Caffe訓練個人資料並呼叫模型進行分類
最近有份作業,需要用到cafee做一些圖片分類方面的,用慣Tensorflow了就gg,圖片集用了華南理工大學的圖片集。
一開始的安裝由於我懶,所以讓個有經驗的同學幫我裝了下,本來想親力親為的我,真香
由於我之前裝了tensorflow-gpu,CUDA版本9.0,caffe現在好像支援最高8.0,用9.0是會build不出來的,嫌麻煩我直接裝cpu版了。
然後想先做個簡單的分類練一下手,第一眼看到的部落格地址,發現跟其他部落格寫的也差不多,順序也差不多,但是我自己會遇到一些問題,主要就是路徑的問題。
所以,流程中的指令碼檔案的路徑什麼的,要好好注意用在哪,以及會和其他路徑怎麼連線。
首先,可能由於Caffe版本不同,我看到很多網上的教程,可執行exe檔案都是在“/build/tools/”下,而我的是在“caffe\scripts\build\tools\Release”下,接下來跟著流程走。
我的整個訓練產生的檔案:
1.train.txt檔案和val.txt檔案以及label.txt,我的圖片都一起放data裡面了,一開始搞txt文字,還是用python處理的。。分出train和val資料夾,需要在之後的一些檔案中加上資料夾的路徑,後面會說原因。

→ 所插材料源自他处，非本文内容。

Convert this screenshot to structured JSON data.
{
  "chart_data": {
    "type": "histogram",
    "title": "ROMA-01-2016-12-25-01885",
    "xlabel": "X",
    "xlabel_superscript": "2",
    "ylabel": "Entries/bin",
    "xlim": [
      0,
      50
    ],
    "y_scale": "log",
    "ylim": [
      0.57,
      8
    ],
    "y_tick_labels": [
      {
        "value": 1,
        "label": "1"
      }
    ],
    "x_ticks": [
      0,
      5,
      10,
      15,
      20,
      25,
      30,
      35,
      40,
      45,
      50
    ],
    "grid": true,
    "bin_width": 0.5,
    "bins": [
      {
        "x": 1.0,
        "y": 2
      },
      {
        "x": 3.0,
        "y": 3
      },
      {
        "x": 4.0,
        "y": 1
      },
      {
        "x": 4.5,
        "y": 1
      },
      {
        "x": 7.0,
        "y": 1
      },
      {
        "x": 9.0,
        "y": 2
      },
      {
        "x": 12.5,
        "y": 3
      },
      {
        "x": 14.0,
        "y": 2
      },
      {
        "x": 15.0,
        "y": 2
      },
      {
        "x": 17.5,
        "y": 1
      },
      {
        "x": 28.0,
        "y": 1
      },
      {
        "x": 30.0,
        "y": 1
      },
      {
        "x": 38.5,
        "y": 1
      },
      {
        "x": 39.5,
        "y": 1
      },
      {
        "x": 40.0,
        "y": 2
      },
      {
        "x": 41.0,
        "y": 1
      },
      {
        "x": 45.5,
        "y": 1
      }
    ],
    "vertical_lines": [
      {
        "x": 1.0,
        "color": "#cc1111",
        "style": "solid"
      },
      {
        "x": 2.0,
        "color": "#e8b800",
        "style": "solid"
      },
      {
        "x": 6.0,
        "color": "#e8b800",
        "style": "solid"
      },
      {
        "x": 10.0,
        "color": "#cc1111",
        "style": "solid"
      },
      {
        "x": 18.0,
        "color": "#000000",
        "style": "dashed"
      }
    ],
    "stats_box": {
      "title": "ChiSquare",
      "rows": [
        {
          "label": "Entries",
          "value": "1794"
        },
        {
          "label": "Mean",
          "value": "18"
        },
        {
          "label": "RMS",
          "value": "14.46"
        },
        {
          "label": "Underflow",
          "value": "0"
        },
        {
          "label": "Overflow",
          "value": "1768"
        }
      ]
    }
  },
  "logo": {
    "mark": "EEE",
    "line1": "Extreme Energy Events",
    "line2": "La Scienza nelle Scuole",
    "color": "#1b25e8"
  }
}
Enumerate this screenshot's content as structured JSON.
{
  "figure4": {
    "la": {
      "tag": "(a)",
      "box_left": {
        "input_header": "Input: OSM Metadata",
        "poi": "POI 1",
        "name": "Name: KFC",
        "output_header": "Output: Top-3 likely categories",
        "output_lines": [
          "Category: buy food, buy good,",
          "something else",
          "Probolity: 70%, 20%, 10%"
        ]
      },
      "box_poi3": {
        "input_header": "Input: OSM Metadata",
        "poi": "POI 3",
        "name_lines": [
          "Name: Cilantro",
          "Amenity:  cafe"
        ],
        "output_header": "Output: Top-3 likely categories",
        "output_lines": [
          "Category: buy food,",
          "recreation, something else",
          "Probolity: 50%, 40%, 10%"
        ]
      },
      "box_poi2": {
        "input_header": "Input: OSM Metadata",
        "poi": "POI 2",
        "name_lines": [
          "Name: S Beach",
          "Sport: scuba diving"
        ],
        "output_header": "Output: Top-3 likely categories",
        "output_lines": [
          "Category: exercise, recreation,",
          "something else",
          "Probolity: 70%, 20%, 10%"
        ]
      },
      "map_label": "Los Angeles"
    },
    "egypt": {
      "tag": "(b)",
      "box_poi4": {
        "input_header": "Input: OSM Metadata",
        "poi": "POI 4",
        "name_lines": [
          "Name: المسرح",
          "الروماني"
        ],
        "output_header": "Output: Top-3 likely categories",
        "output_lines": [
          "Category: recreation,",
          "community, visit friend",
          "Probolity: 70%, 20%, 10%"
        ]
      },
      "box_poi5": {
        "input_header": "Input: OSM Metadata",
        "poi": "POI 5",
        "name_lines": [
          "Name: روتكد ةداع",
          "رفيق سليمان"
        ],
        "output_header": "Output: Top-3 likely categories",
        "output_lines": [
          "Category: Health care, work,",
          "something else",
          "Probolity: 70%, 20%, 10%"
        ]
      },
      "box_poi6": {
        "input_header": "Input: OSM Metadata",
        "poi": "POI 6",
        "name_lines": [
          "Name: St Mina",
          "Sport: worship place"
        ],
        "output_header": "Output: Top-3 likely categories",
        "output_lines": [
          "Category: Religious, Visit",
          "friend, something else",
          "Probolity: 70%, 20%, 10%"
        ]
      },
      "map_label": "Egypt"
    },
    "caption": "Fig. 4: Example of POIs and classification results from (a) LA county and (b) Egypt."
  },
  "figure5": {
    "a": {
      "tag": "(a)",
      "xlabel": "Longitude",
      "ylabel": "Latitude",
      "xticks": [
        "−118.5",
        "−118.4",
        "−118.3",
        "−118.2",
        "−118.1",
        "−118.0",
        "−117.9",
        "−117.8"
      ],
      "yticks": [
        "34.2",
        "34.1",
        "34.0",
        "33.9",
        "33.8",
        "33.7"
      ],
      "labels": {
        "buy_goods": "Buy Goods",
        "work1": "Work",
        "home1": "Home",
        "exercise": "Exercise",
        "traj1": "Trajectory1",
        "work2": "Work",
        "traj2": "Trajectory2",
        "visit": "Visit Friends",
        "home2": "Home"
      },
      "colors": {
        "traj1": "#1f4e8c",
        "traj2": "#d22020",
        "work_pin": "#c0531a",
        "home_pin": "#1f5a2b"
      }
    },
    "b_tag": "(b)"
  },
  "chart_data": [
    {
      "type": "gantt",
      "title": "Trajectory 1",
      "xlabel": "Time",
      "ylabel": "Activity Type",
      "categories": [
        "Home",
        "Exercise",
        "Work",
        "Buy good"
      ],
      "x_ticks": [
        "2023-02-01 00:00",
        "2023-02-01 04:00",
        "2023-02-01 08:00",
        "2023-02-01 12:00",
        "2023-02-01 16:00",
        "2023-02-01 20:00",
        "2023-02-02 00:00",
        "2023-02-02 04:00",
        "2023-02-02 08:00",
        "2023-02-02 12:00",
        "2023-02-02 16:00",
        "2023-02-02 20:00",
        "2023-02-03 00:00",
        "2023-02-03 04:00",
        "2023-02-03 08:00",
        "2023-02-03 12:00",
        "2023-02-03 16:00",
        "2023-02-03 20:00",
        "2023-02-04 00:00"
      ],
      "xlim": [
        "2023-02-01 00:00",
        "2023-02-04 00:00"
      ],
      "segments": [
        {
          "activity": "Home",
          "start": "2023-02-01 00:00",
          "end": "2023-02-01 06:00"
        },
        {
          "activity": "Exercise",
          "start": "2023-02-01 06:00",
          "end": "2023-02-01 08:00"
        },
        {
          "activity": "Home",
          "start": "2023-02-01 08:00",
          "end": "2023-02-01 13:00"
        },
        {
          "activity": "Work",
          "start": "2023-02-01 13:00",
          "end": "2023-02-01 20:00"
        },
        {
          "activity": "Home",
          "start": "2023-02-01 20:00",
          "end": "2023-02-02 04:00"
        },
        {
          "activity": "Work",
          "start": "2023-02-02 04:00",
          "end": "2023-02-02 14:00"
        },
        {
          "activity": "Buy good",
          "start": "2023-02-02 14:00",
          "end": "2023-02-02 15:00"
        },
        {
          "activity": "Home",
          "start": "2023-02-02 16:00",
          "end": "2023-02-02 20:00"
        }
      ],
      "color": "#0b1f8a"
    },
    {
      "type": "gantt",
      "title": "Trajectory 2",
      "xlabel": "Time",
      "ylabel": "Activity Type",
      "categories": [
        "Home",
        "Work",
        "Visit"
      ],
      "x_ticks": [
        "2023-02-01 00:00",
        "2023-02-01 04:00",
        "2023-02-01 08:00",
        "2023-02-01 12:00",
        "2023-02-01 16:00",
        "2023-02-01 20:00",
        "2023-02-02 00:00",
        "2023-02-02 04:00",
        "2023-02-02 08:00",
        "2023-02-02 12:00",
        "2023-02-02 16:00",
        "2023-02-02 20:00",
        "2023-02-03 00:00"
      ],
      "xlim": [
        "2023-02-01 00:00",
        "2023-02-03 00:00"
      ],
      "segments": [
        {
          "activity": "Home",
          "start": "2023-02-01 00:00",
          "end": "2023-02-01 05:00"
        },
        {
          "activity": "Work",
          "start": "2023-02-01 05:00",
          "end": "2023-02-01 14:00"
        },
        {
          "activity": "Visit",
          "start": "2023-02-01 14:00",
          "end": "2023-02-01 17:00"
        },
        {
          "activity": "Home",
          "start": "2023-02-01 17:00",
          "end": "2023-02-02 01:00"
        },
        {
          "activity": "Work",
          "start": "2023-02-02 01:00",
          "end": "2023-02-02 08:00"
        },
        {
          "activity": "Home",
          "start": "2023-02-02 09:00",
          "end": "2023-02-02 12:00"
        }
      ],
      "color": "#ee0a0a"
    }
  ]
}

ftw93.jpg 0 ftw94.jpg 0 ftw95.jpg 0 ftw96.jpg 0 ftw97.jpg 0 ftw98.jpg 0 ftw99.jpg 0 ... mtw1.jpg 1 mtw10.jpg 1 mtw100.jpg 1 mtw101.jpg 1 mtw102.jpg 1 mtw103.jpg 1 mtw104.jpg 1 mtw105.jpg 1 mtw106.jpg 1 mtw107.jpg 1
label.txt即所有分類
0 歐美女
1 亞洲女
2 歐美男
3 亞洲男
我的檔案都是這樣配置,不用絕對地址就是因為路徑相關,等一下說。
(2018-12-06更新)自動生成caffe訓練的訓練和測試集txt指令碼如下(訓練和測試圖片放兩個資料夾):
# /usr/bin/env sh DATA=D:/caffe/examples/my_image FILETYPE=jpg #需要處理樣本的圖片格式 echo "Create train.txt..." rm -rf $DATA/train.txt array=("ftw" "fty" "mtw" "mty") # 迴圈幾種類別 for i in 0 1 2 3 # do echo ${array[i]} find $DATA/data/train -name ${array[i]}*.$FILETYPE | cut -d '/' -f7 | sed "s/$/ $i/">>train.txt # 寫入檔案 done echo "Create test.txt..." rm -rf $DATA/test.txt for i in 0 1 2 3 # -f6-7 指目錄第6-7層,根據上面的目錄來指定,若是不加train資料夾,只需7即可 do find $DATA/data/test -name ${array[i]}*.$FILETYPE | cut -d '/' -f7 | sed "s/$/ $i/">>val.txt done echo "All done" pause
2. 生成lmdb檔案,我用的也是create_imagenet.sh檔案,路徑為caffe\examples\imagenet,檔案裡面我一開始也用相對路徑,一直有出錯的部分,所以我直接全用絕對路徑了。在這裡面就有TRAIN_DATA_ROOT和VAL_DATA_ROOT的問題了,這兩個指訓練和測試資料集的地址,與之前train.txt和val.txt裡的路徑會組合成完整的路徑,我不在train.txt中使用完整路徑的原因,是因為我用git bash啟動sh檔案,如果TRAIN_DATA_ROOT設定為 / ,則預設為git的exe檔案所以路徑作為TRAIN_DATA_ROOT,故而老是訓練失敗。一些註釋我就不打了,一般都能看得懂,之前貼的那份連結也有。
#!/usr/bin/env sh
# Create the imagenet lmdb inputs
# N.B. set the path to the imagenet train + val data dirs
set -e
EXAMPLE=D:/caffe/examples/my_image
DATA=D:/caffe/examples/my_image/data/
TOOLS=D:/caffe/scripts/build/tools/Release
TRAIN_DATA_ROOT=D:/caffe/examples/my_image/data/train/
VAL_DATA_ROOT=D:/caffe/examples/my_image/data/test/
# Set RESIZE=true to resize the images to 256x256. Leave as false if images have
# already been resized using another tool.
RESIZE=true
if $RESIZE; then
RESIZE_HEIGHT=32 # 檔案中本來自動設定成256,但我為了快點出結果,先設了32
RESIZE_WIDTH=32
else
RESIZE_HEIGHT=0
RESIZE_WIDTH=0
fi
if [ ! -d "$TRAIN_DATA_ROOT" ]; then
echo "Error: TRAIN_DATA_ROOT is not a path to a directory: $TRAIN_DATA_ROOT"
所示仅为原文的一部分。